The plot is of course the same for the interpretation. However, in this case the prior is a Gamma(1,3) distribution that is only defined for positive numbers. Again, the chains seem to have converged. However, the data clearly indicate a width that is larger than the widths given by the prior.

We can now use the same goodness of fit function as for the BootstrapInference object:

```
>>> psi.GoodnessOfFit ( mcmc_single_sessions )
```

The structure of the plot is very similar to the goodness of fit plot for the BootstrapInference object. However, the interpretations should now be taken from a Bayesian perspective.

The upper left panel shows psychometric functions sampled from the posterior distribution, data, and credibility intervals for three thresholds. Data and credibility intervals have essentially the same interpretation as before. However, this time, we have multiple psychometric functions to describe the data. The dark blue curve (on which the credibility bar are fixed) indicates the curve corresponding to the mean of the psychometric function. The other curves in light blue with different saturation correspond to samples from the posterior distribution. The saturation of the color of the curve is proportional to the likelihood of the psychometric function, that is the part of the posterior distribution that represents the influence of the data.

The plot on the lower left shows posterior predictive deviances.
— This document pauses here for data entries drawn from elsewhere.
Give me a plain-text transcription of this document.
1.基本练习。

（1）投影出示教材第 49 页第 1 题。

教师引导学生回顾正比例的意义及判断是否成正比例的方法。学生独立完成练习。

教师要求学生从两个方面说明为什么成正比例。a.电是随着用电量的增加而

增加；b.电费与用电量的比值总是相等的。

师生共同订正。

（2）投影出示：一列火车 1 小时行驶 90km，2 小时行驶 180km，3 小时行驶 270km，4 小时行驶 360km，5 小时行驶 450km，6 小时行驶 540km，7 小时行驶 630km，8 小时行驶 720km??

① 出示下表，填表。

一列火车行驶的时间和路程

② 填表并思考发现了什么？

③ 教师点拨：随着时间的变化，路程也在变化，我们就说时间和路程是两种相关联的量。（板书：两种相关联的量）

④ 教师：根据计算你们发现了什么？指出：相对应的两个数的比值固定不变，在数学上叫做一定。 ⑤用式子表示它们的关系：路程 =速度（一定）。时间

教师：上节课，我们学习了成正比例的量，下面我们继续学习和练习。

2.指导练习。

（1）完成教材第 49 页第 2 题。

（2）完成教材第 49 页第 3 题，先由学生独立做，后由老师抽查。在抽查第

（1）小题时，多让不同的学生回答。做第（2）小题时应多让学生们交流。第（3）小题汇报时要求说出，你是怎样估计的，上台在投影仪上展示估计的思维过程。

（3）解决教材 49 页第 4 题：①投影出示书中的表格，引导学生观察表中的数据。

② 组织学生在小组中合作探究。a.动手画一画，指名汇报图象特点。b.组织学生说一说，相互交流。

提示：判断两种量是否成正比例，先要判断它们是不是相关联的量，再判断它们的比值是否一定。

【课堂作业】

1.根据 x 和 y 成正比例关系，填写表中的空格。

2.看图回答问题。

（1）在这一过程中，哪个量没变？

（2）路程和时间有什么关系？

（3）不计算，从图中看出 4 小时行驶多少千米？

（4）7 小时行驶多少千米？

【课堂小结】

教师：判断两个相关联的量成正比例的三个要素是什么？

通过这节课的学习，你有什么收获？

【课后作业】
For each sample from the posterior distribution, a data set has been generated. The deviance associated with the posterior samples and the observed data set is plotted against the deviance of these simulated data sets for the psychometric functions associated with the samples from the posterior distribution. If the observed data are likely to come from the fitted model, all the points in this plot should lie around the diagonal. If the plots are mainly above the diagonal, the deviances of the observed data are higher than expected for data the originate from the fitted model. It is possible to calculate a “Bayesian p-value” that lies between 0 and 1. Values close to 0 or 1 indicate a bad fit in this case.

The two plots of posterior correlation between model prediction and deviance residuals and between block index and deviance residuals are essentially the same as this plot. The only difference is, that in this case it is not the deviance that is calculated for each posterior predictive sample but it is the respective correlation. Interpretation of these plots is analog to the interpretation of the respective plot for the posterior deviance.

We can observe that in all cases, the fitted model describes the data reasonably well.

For more information about the sensitivity of posterior predictive simulations in the setting of psychometric functions refer to [Fruend_et_al_2011].

To get an idea of the posterior parameter distributions, we can again use the function

```
>>> psi.ParameterPlot ( mcmc_single_sessions )
```

resulting in plots of the estimated posterior density of all model parameters (blue staircase) as well as the priors associated with the respective model parameters (green lines).

The interpretation of these plots is straightforward. Also the ThresholdPlot() function that we applied to the bootstrap data in the first example can be used for Bayesian inference.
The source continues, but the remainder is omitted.